Combining structural modeling with ensemble machine learning to accurately predict protein fold stability and binding affinity effects upon mutation

Abstract

Advances in sequencing have led to a rapid accumulation of mutations, some of which are associated with diseases. However, to draw mechanistic conclusions, a biochemical understanding of these mutations is necessary. For coding mutations, accurate prediction of significant changes in either the stability of proteins or their affinity to their binding partners is required. Traditional methods have used semi-empirical force fields, while newer methods employ machine learning of sequence and structural features. Here, we show how combining both of these approaches leads to a marked boost in accuracy. We introduce ELASPIC, a novel ensemble machine learning approach that is able to predict stability effects upon mutation in both, domain cores and domain-domain interfaces. We combine semi-empirical energy terms, sequence conservation, and a wide variety of molecular details with a Stochastic Gradient Boosting of Decision Trees (SGB-DT) algorithm. The accuracy of our predictions surpasses existing methods by a considerable margin, achieving correlation coefficients of 0.77 for stability, and 0.75 for affinity predictions. Notably, we integrated homology modeling to enable proteome-wide prediction and show that accurate prediction on modeled structures is possible. Lastly, ELASPIC showed significant differences between various types of disease-associated mutations, as well as between disease and common neutral mutations. Unlike pure sequence-based prediction methods that try to predict phenotypic effects of mutations, our predictions unravel the molecular details governing the protein instability, and help us better understand the molecular causes of diseases.
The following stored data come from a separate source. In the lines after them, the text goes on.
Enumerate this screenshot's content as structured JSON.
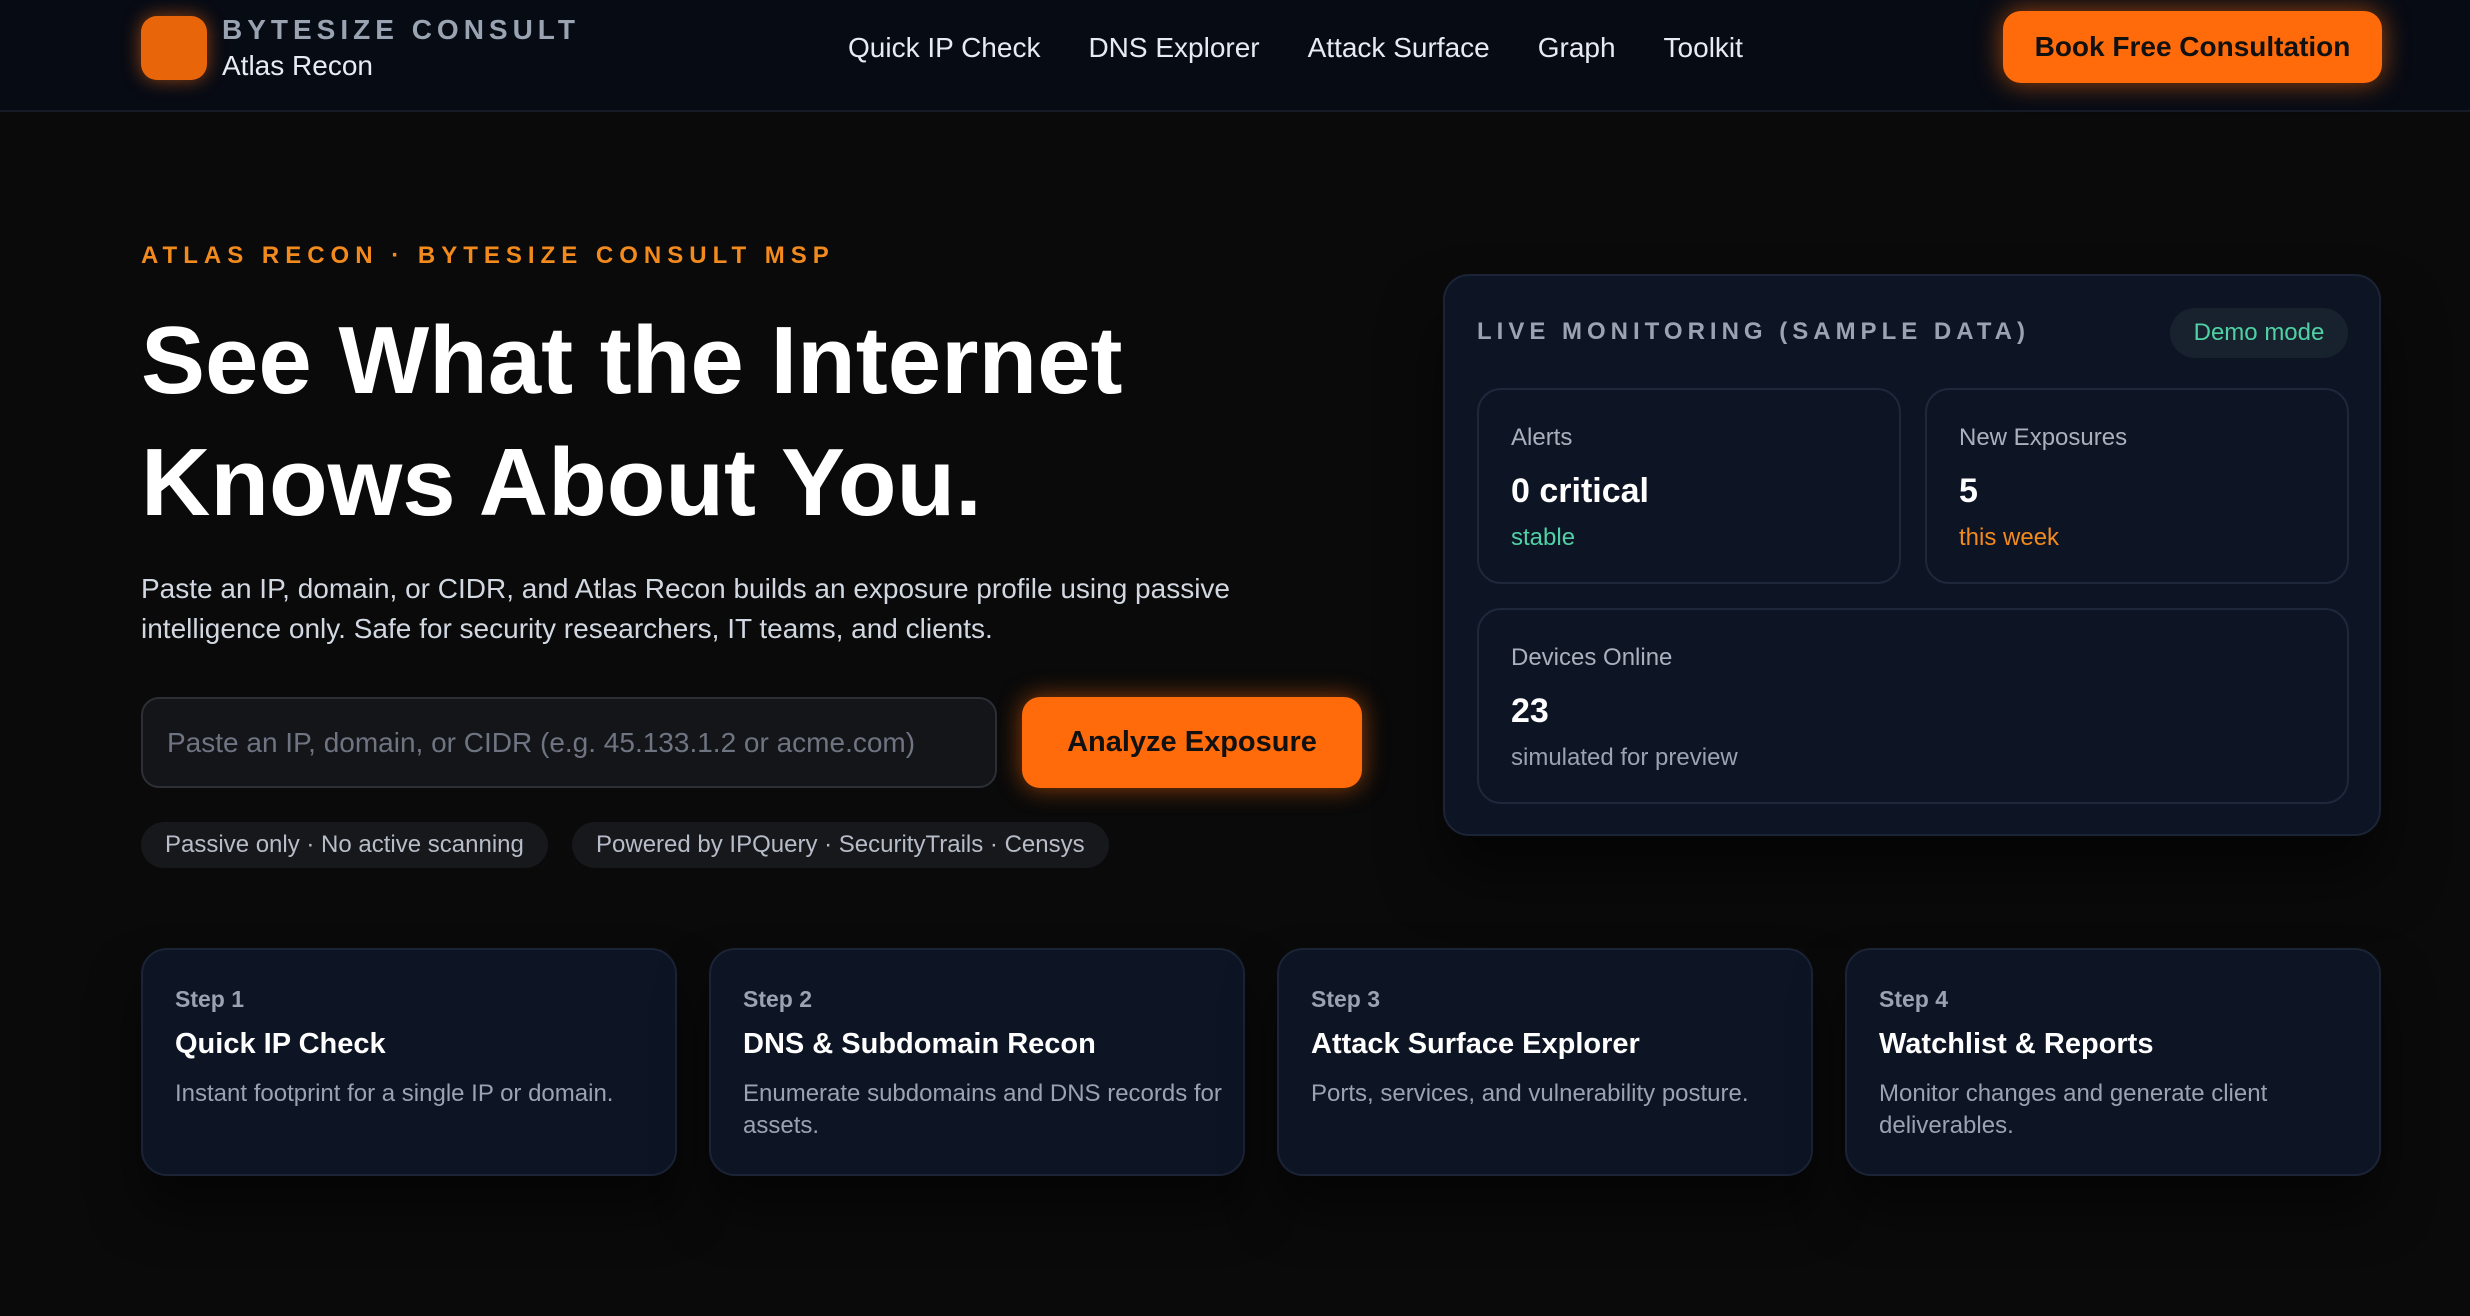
{
  "nav": {
    "brand_name": "BYTESIZE CONSULT",
    "brand_product": "Atlas Recon",
    "links": [
      "Quick IP Check",
      "DNS Explorer",
      "Attack Surface",
      "Graph",
      "Toolkit"
    ],
    "cta_label": "Book Free Consultation"
  },
  "hero": {
    "eyebrow": "ATLAS RECON · BYTESIZE CONSULT MSP",
    "headline_line1": "See What the Internet",
    "headline_line2": "Knows About You.",
    "intro": "Paste an IP, domain, or CIDR, and Atlas Recon builds an exposure profile using passive intelligence only. Safe for security researchers, IT teams, and clients.",
    "search_placeholder": "Paste an IP, domain, or CIDR (e.g. 45.133.1.2 or acme.com)",
    "search_value": "",
    "analyze_label": "Analyze Exposure",
    "pills": [
      "Passive only · No active scanning",
      "Powered by IPQuery · SecurityTrails · Censys"
    ]
  },
  "monitor": {
    "title": "LIVE MONITORING (SAMPLE DATA)",
    "badge": "Demo mode",
    "metrics": [
      {
        "label": "Alerts",
        "value": "0 critical",
        "note": "stable"
      },
      {
        "label": "New Exposures",
        "value": "5",
        "note": "this week"
      },
      {
        "label": "Devices Online",
        "value": "23",
        "note": "simulated for preview"
      }
    ]
  },
  "steps": [
    {
      "num": "Step 1",
      "title": "Quick IP Check",
      "desc": "Instant footprint for a single IP or domain."
    },
    {
      "num": "Step 2",
      "title": "DNS & Subdomain Recon",
      "desc": "Enumerate subdomains and DNS records for assets."
    },
    {
      "num": "Step 3",
      "title": "Attack Surface Explorer",
      "desc": "Ports, services, and vulnerability posture."
    },
    {
      "num": "Step 4",
      "title": "Watchlist & Reports",
      "desc": "Monitor changes and generate client deliverables."
    }
  ],
  "colors": {
    "accent": "#ff6a0a",
    "eyebrow": "#f28a1d",
    "stable": "#4fd1a5",
    "warning": "#f28a1d",
    "muted": "#9aa3b2",
    "card_bg": "#0d1424"
  }
}
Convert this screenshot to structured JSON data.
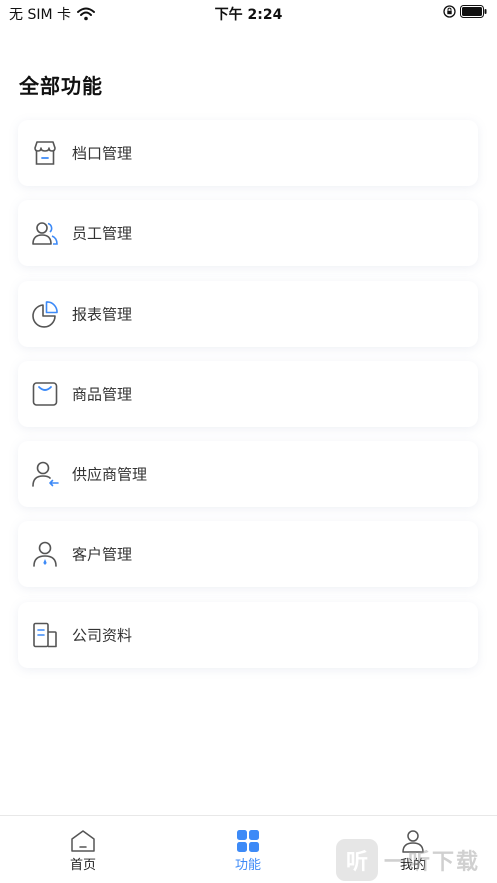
{
  "status_bar": {
    "carrier": "无 SIM 卡",
    "time": "下午 2:24"
  },
  "page_title": "全部功能",
  "menu": [
    {
      "label": "档口管理",
      "icon": "store-icon"
    },
    {
      "label": "员工管理",
      "icon": "staff-icon"
    },
    {
      "label": "报表管理",
      "icon": "pie-chart-icon"
    },
    {
      "label": "商品管理",
      "icon": "shopping-bag-icon"
    },
    {
      "label": "供应商管理",
      "icon": "supplier-icon"
    },
    {
      "label": "客户管理",
      "icon": "customer-icon"
    },
    {
      "label": "公司资料",
      "icon": "company-doc-icon"
    }
  ],
  "tabs": [
    {
      "label": "首页",
      "icon": "home-icon",
      "active": false
    },
    {
      "label": "功能",
      "icon": "grid-icon",
      "active": true
    },
    {
      "label": "我的",
      "icon": "user-icon",
      "active": false
    }
  ],
  "watermark": {
    "logo_char": "听",
    "text": "一听下载"
  },
  "colors": {
    "accent": "#3d8af7",
    "icon_stroke": "#555555",
    "card_bg": "#ffffff"
  }
}
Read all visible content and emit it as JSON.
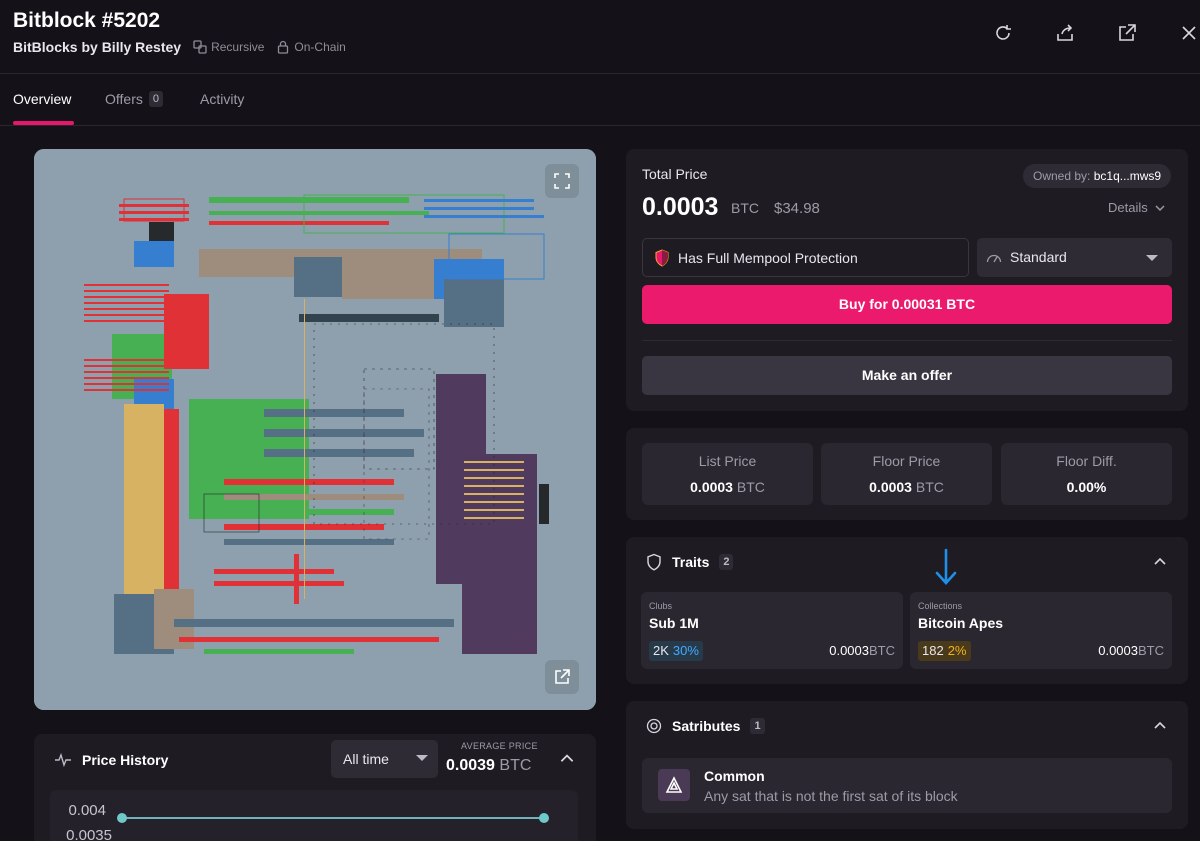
{
  "header": {
    "title": "Bitblock #5202",
    "collection": "BitBlocks by Billy Restey",
    "tag_recursive": "Recursive",
    "tag_onchain": "On-Chain"
  },
  "tabs": {
    "overview": "Overview",
    "offers": "Offers",
    "offers_count": "0",
    "activity": "Activity"
  },
  "price_history": {
    "title": "Price History",
    "range": "All time",
    "avg_label": "AVERAGE PRICE",
    "avg_value": "0.0039",
    "avg_unit": "BTC",
    "tick_1": "0.004",
    "tick_2": "0.0035"
  },
  "purchase": {
    "total_label": "Total Price",
    "price": "0.0003",
    "price_unit": "BTC",
    "usd": "$34.98",
    "owned_label": "Owned by:",
    "owner": "bc1q...mws9",
    "details": "Details",
    "mempool": "Has Full Mempool Protection",
    "fee_option": "Standard",
    "buy": "Buy for 0.00031 BTC",
    "offer": "Make an offer"
  },
  "stats": [
    {
      "label": "List Price",
      "value": "0.0003",
      "unit": "BTC"
    },
    {
      "label": "Floor Price",
      "value": "0.0003",
      "unit": "BTC"
    },
    {
      "label": "Floor Diff.",
      "value": "0.00%",
      "unit": ""
    }
  ],
  "traits": {
    "title": "Traits",
    "count": "2",
    "items": [
      {
        "category": "Clubs",
        "name": "Sub 1M",
        "count": "2K",
        "pct": "30%",
        "price": "0.0003",
        "unit": "BTC"
      },
      {
        "category": "Collections",
        "name": "Bitcoin Apes",
        "count": "182",
        "pct": "2%",
        "price": "0.0003",
        "unit": "BTC"
      }
    ]
  },
  "satributes": {
    "title": "Satributes",
    "count": "1",
    "item_name": "Common",
    "item_desc": "Any sat that is not the first sat of its block"
  },
  "colors": {
    "accent": "#ec1a6d",
    "background": "#141218",
    "card": "#1e1b23",
    "art_bg": "#8ea0ad"
  },
  "icons": [
    "recursive-icon",
    "lock-icon",
    "refresh-icon",
    "share-icon",
    "external-link-icon",
    "close-icon",
    "fullscreen-icon",
    "activity-icon",
    "shield-icon",
    "gauge-icon",
    "chevron-down-icon",
    "chevron-up-icon",
    "satribute-icon",
    "arrow-down-icon"
  ]
}
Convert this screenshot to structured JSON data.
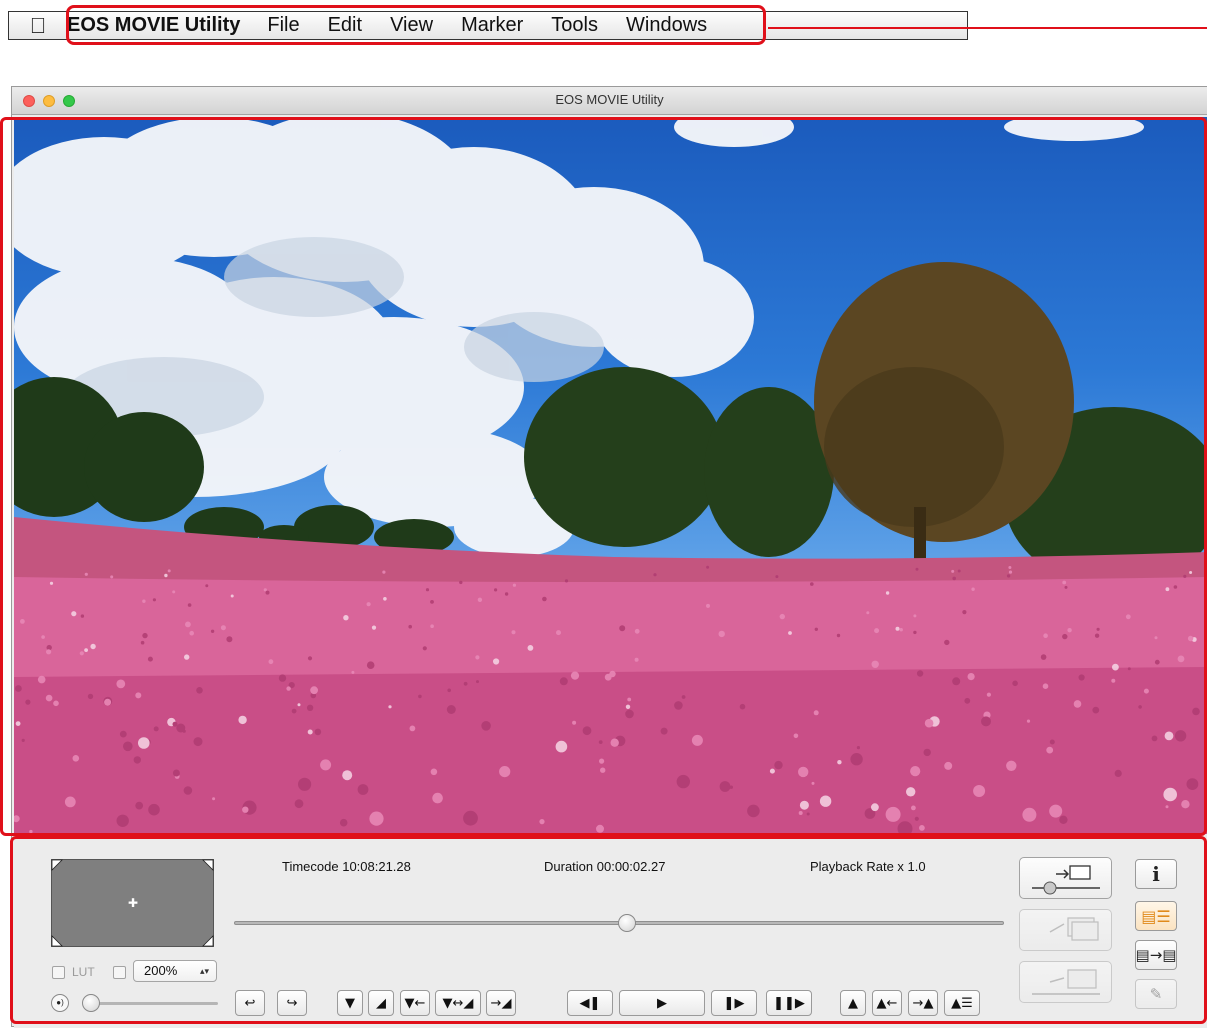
{
  "menubar": {
    "apple_icon": "apple-logo-icon",
    "app_name": "EOS MOVIE Utility",
    "items": [
      "File",
      "Edit",
      "View",
      "Marker",
      "Tools",
      "Windows"
    ]
  },
  "window": {
    "title": "EOS MOVIE Utility"
  },
  "controls": {
    "timecode": "Timecode 10:08:21.28",
    "duration": "Duration 00:00:02.27",
    "playback_rate": "Playback Rate x 1.0",
    "lut_label": "LUT",
    "zoom_value": "200%",
    "zoom_arrow": "▴▾",
    "volume_icon": "speaker-icon",
    "position_fraction": 0.5
  },
  "colors": {
    "highlight": "#e0101a",
    "sky": "#2c79d6",
    "flowers": "#d9659a"
  }
}
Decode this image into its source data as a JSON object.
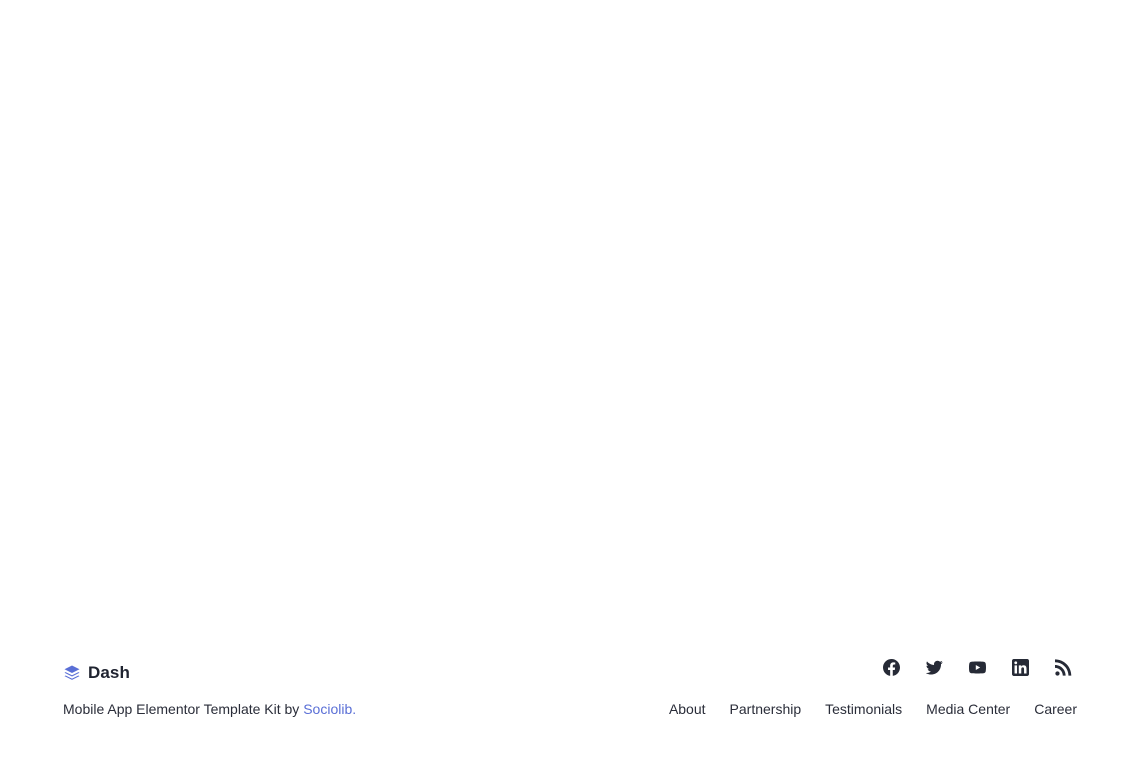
{
  "footer": {
    "brand": {
      "name": "Dash",
      "icon": "layers-icon",
      "icon_color": "#5a6fd6"
    },
    "credit": {
      "text": "Mobile App Elementor Template Kit by ",
      "link_label": "Sociolib."
    },
    "social": [
      {
        "icon": "facebook-icon"
      },
      {
        "icon": "twitter-icon"
      },
      {
        "icon": "youtube-icon"
      },
      {
        "icon": "linkedin-icon"
      },
      {
        "icon": "rss-icon"
      }
    ],
    "nav": [
      {
        "label": "About"
      },
      {
        "label": "Partnership"
      },
      {
        "label": "Testimonials"
      },
      {
        "label": "Media Center"
      },
      {
        "label": "Career"
      }
    ]
  },
  "colors": {
    "accent": "#5a6fd6",
    "text": "#1f2330",
    "background": "#ffffff"
  }
}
Figure 1. ELASPIC methodology.

Schematic view of the strategy used to derive predictive features and train and validate ELASPIC for the prediction of stability effects in domain core and domain-domain interfaces upon mutation.

Figure 2. Summary of the results.

Correlation between predicted and experimental ΔΔG values for our curated ProTherm core dataset (A) and SKEMPI interface dataset (B). (C) Comparative histograms of the Pearson correlation among several state-of-the-art methods using three versions of ProTherm datasets for the core predictions, and SKEMPI dataset for the interface prediction.

Figure 3. Feature importance for core and interface predictions.

Histogram representing the relative importance of the different features for core predictions (A) and interface prediction (B). To avoid cluttering, only features with a relative importance of 10% or larger were considered and coloured according to the three categories. Abbreviations: t: torsional, diS: disulfide, E: electrostatics, ion: ionization, dS: entropy, Hdipole: helix dipole, cb: covalent bond, sb: salt bridge, hb: hydrogen bond, cisb: cysteine bond, wb: water bridge, vdW: wan der Waals, mc: main chain, sc: side chain, if: interface, dm: domain, sasa: solvent accessibility, solv: solvation, ap: apolar, po: polar (see Table S1 for feature description).

Figure 4. Summary of stability prediction of nsSNP mutations.

Predicted absolute ΔΔG_DT box plots (right) are shown for (A) core and (B) interface mutations and the three types of mutations (Hapmap, OMIM and COSMIC driver/passenger).